Hace algunos años, tuve la comida más exuberantemente repugnante de mi vida en Skye, la escarpada y fascinante isla frente a la costa oeste de Escocia, lo que demuestra que Dios, de vez en cuando, simplemente estaba presumiendo.

Hubo circunstancias atenuantes. Estábamos acampando, mientras caíamos de varias cimas de montañas en la cordillera de Cuillin. La lluvia era tan implacable que, incluso bajo la lona, ​​estábamos más mojados que nutrias en el lavavajillas. Dos de nosotros estábamos peleando porque ambos queríamos dormir, mojados, al lado de la niña y nos habíamos olvidado de traer comida real o sartenes. Los fideos y la carne en conserva estaban a la orden del día empapados, fusionados químicamente en el fondo de una tetera de hojalata y comidos con una cuchara y tres juegos de quemaduras de segundo grado, tomados en un malhumorado baño de silencio.

El punto es este: si hubiéramos estado en el mejor restaurante de la isla, la comida habría sido aún peor. Si Skye tiene todos los mejores fragmentos del resto del paisaje de Escocia en uno, también parecía, entonces, tener lo peor de su actitud hacia la cocina. Cualquiera que haya estado alguna vez de vacaciones - de "vacaciones" - en la costa oeste de Escocia sabe el tipo de cosas. Tinas explosivas de crema agria UHT con su café débil, mientras las vacas están afuera pidiendo que las ordeñen. Hoteles que de alguna manera logran hacer tostadas rancias y sirven el almuerzo durante exactamente 20 minutos todos los días, alrededor de las 11.30 a.m., e incluso así es un huevo escocés sucio, gris como un rencor, con chips procesables.

Podrías, si quisieras, ver cómo los hermosos y pequeños barcos de pesca descargan sus mercancías en pequeños camiones pequeños, que luego son congelados y enviados románticamente a España, pero no puedes meterte ningún marisco local en la boca sin sumergirte físicamente en el mar. En cambio, el aire suave se rasgaba constantemente con el 'ping' de mil microondas, ya que las islas occidentales se habían quedado solas durante demasiado tiempo con subvenciones francamente ridículas del Fondo Europeo de Desarrollo Regional y una amplia selección de catálogos de electrodomésticos.

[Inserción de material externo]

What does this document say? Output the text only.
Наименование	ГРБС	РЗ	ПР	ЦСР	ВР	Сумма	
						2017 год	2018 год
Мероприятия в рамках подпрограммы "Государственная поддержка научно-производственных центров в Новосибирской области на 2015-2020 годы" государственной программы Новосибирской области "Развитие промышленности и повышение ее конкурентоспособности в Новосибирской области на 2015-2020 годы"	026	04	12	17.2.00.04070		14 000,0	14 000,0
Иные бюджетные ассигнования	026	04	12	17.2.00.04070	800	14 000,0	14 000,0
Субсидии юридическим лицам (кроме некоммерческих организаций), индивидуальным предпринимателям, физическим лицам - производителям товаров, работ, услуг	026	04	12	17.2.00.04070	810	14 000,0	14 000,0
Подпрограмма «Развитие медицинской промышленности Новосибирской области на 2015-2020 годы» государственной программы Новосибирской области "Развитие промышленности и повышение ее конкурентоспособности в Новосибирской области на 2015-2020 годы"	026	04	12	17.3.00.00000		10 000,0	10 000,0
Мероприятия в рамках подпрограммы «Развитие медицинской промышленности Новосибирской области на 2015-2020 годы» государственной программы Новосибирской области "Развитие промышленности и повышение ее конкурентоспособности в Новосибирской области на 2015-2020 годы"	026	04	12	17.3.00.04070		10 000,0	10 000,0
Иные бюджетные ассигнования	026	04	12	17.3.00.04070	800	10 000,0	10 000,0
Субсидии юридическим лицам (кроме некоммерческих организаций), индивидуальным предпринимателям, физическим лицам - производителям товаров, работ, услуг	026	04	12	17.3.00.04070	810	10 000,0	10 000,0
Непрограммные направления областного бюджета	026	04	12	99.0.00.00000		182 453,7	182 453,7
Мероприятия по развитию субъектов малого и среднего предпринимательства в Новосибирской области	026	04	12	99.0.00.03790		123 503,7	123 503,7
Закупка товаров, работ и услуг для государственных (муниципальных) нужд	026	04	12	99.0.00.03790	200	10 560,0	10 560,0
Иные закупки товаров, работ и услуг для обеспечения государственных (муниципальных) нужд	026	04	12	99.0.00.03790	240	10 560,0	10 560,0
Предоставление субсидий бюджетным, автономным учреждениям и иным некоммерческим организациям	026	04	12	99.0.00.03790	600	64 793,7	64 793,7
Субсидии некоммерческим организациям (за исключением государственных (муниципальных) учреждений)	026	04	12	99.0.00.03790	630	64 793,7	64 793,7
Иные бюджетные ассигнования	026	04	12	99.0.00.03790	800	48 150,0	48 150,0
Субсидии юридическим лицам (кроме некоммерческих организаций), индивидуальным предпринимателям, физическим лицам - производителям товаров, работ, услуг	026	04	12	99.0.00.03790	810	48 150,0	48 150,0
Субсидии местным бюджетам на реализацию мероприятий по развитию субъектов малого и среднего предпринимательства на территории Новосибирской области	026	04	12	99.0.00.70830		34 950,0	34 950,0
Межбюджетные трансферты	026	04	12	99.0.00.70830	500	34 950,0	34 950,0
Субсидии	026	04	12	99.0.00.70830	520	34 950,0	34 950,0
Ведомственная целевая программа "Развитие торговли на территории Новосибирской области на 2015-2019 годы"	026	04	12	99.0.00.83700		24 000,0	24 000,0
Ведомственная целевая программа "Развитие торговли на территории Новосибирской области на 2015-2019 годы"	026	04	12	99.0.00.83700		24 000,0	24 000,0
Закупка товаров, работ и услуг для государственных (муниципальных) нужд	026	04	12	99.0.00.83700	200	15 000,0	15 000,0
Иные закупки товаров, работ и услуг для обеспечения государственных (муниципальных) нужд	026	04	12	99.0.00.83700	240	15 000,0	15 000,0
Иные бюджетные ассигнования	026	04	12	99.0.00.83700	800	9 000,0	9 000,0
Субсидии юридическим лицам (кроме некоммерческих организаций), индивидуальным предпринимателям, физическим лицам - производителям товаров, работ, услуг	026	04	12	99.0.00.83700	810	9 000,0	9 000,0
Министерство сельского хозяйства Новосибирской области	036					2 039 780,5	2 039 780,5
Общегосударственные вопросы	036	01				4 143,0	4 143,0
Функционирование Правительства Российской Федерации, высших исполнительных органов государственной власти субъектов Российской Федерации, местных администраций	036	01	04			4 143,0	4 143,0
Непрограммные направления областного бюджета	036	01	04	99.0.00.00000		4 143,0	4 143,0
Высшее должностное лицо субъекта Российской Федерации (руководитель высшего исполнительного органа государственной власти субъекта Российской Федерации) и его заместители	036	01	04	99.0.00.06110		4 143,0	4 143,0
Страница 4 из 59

Ha ocurrido algo enorme. Recientemente me paré, eructando suavemente de felicidad al recordar la última vieira de Skye chamuscada, del tamaño de un puño y rica en aderezo de naranja y mostaza, mirando otro tramo de agua criminalmente romántico, preguntándome si realmente podría manejar los siguientes tres. platos: langosta de Loch Dunvegan y langostinos con tian de cangrejo Bracadale por venir, y quesos de la cercana Achmore, y quizás el postre más fino del mundo, Talisker y cranachan con miel de brezo (avena tostada en crema) con las primeras frambuesas frescas de la isla. año, y sabiendo que, por supuesto, lo haría, porque no podía recordar la última vez que había comido tan bien.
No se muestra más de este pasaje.